J'enchaîne directement avec la première question, à savoir ce que c'est qu'être un homme,
David dit : "Si c’est d’être vertical et de s’exprimer dans la langue de ses parents je ne suis ni
l'un ni l’autre ; s’il s’agit de devenir soi avec le bagage que l’on a reçu au départ c’est gagné
j’ai mon passeport pour l’humanité.
Quand on ne peut pas changer quelque chose dans son destin il faut faire avec. Tenter de
résister c’est se battre en vain. Il vaut mieux lâcher du lest, pas très difficile pour moi, j'ai une
incarnation très volatile : je pèse à peine 30 kg. Le sexe des anges ça me connaît. Quand
j’étais plus jeune on me prenait des fois pour une fille - mais ça ne changeait pas ma
perception du monde : il y avait ceux qui brûlaient les planches sur scène et ceux qui
assistaient au spectacle.
Moi j’ai une place assise au 1er rang, des fois dans les loges, des fois au 3ème balcon, des
fois dans les coulisses et toujours dans mon fauteuil, genre critique d’art. Jamais de 1er rôle
mais j’assiste au déroulement du monde, j’observe le théâtre de la vie." (Facilité par sa
maman).
Table ronde – 1ère partie
Martha : Mes soucis sont d’ordre pratique mais je veux parler de mon corps aussi. C’est
intéressant d’être dans la peau d’une femme. Je vis des malheurs aussi par mes envies qui
me freinent dans l’amitié. Je fais peu de cas des hommes mais beaucoup de cas des enfants.

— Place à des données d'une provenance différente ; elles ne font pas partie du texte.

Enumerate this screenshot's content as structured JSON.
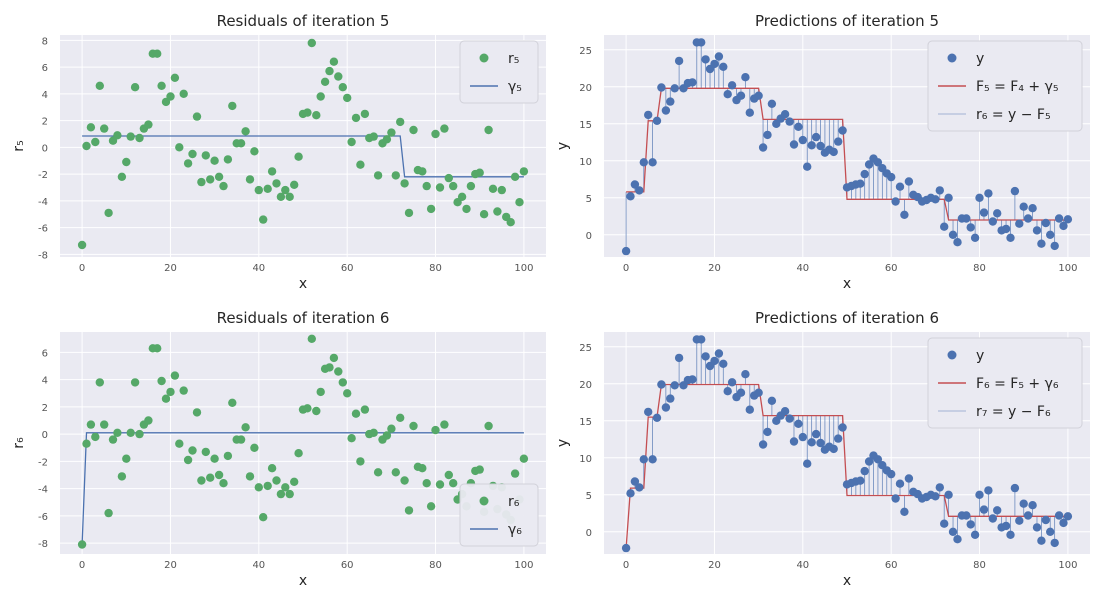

J’aime les petites frimousses qui s’amusent sans se gêner.
Françoise : C'est très beau ! Merci ! Et on a aussi évoqué ce matin tous ces désirs qui
peuvent traverser les hommes et les femmes à tous les moments de la vie notamment par
rapport à un rêve d'être père ou d'être mère. Et cela fait partie de la normalité des projets,
des désirs, des envies de tout être humain, qui ne peuvent pas toujours être réalisés mais
qui sont à respecter et à prendre en compte.
Camille : Moi, faite de chair et de sang pour vivre dans un corps de fille. Je me sens très loin
de mon corps et je suis un corps lourd pour les autres.
Simone : Retenir mes sentiments me blesse. Vendre mon corps aux Anges, c’est fait.
Avoir une vie pleine d’amour, cela compte.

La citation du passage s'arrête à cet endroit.